Auf einem Schotterweg überqueren wir den Sattel, biegen halb links in den Wald ein. Bald erreichen wir eine große Wiese, an deren Rand der Weg in großem Bogen ansteigt. Am Waldrand erneut angelangt ,müssen wir diesen schönen Weg nach rechts auf einen steilen Waldpfad verlassen, über den wir auf den Himmelsberg gelangen. Kurz geht es abwärts zum Rosskapelle, links die Höfe von Hinterer Geisberg, dann geht es schnurgerade durch den Wald aufwärts zur Landstraße L103 Steinach - Ettenheim, die wir überqueren. Auf dem Gegenhang steigen wir auf einem schmalen Pfad durch eine Windwurffläche steil bergauf bis zu einem Fahrweg, auf den wir nach links und sofort wieder nach rechts abbiegen. Durch den Wald kommen wir zur L101 nach Elzach, jenseits der Straße wandern wir hinter einem Bauernhof weiter bergauf hoch am Hang entlang.

 

Über eine Viehweide - Jungbullen grasen in gebührendem Abstand - kommen wir schließlich oberhalb der Lahrer Hütte (Schwarzwaldverein Lahr , nicht bewirtschaftet) vorbei.

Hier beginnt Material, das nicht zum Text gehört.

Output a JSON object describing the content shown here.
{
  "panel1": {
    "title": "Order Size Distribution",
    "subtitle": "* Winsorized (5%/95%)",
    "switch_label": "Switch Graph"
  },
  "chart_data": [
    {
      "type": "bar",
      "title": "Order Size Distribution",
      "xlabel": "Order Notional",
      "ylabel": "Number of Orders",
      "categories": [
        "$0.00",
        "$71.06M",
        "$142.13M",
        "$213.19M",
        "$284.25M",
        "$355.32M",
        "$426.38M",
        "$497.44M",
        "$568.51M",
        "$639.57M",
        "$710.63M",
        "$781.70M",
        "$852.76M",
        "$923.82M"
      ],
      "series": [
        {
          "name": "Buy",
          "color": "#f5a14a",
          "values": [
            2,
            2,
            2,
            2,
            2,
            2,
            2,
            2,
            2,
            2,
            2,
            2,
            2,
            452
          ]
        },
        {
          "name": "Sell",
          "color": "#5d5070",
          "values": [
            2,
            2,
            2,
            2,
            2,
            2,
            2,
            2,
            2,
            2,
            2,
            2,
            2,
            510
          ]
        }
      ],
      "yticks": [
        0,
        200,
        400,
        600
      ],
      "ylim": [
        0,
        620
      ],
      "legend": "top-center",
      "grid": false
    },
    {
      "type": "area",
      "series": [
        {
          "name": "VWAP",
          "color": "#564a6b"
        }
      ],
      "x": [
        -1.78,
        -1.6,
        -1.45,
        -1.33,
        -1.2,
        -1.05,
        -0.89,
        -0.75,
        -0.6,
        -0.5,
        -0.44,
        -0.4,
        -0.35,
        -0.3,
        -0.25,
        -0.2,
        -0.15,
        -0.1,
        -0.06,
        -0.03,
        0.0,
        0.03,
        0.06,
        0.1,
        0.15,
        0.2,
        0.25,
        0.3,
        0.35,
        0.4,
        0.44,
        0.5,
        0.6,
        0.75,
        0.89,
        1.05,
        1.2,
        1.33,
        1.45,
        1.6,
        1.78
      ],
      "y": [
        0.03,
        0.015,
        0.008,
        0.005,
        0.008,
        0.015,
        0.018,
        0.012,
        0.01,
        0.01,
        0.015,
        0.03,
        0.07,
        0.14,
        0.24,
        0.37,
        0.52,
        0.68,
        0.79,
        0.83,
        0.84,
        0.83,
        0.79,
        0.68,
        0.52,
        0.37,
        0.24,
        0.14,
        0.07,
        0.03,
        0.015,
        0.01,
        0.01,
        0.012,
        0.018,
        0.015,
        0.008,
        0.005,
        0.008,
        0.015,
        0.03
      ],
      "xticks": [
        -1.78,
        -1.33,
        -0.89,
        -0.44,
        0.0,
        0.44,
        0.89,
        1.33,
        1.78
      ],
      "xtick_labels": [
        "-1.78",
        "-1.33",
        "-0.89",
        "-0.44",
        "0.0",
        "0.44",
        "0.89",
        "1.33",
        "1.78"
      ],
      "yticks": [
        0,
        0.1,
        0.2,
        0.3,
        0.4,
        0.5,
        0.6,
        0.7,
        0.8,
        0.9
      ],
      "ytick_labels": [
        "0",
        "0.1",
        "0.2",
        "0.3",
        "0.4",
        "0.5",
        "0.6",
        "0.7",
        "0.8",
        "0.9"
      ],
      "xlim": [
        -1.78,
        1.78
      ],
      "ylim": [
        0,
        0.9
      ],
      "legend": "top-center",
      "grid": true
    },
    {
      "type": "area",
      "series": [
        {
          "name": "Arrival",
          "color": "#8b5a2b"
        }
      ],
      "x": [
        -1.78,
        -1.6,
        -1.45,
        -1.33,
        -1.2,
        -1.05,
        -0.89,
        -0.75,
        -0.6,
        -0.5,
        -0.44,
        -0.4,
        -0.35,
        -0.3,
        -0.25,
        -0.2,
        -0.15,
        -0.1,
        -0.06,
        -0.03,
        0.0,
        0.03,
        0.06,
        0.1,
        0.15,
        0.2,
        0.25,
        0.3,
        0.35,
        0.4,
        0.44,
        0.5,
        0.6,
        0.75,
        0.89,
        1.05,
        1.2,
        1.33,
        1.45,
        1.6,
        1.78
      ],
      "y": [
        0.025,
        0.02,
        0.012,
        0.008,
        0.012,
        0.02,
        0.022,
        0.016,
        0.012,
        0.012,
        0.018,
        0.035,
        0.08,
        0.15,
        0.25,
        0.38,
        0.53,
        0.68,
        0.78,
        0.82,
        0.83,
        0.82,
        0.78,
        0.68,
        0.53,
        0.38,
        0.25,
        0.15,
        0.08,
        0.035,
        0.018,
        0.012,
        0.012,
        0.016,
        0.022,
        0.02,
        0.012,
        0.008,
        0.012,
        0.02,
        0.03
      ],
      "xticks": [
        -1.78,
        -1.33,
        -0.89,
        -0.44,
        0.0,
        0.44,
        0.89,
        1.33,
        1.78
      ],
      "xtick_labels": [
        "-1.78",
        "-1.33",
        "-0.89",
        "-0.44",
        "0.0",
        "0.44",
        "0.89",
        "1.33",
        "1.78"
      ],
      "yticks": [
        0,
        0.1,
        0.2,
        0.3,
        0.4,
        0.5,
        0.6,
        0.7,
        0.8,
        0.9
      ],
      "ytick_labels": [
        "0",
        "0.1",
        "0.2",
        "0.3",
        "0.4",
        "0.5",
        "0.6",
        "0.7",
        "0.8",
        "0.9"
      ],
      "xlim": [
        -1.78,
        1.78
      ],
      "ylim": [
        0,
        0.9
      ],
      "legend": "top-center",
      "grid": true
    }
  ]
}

Ein letzter Anstieg auf einem eher steinigen Weg - wir haben den Buntsandstein verlassen und befinden uns im Gebiet des Porphyrs - erreichen wir eine Forstraße, auf der es nach rechts durch lichten Fichtenwald weiter geht. Eine letzte Weggabelung, das Schild weist nach links um nach Höhehäuser zu gelangen. Wir passieren einen Waldparkplatz mit einer Infotafel zum „Achatweg", einem geologischen Lehrpfad, der hier beginnt, dann sind wir auf der L101, auf der es nach rechts nur noch wenige Meter bis zum Gasthaus Zum Kreuz sind. Wir sind die einzigen Übernachtungsgäste.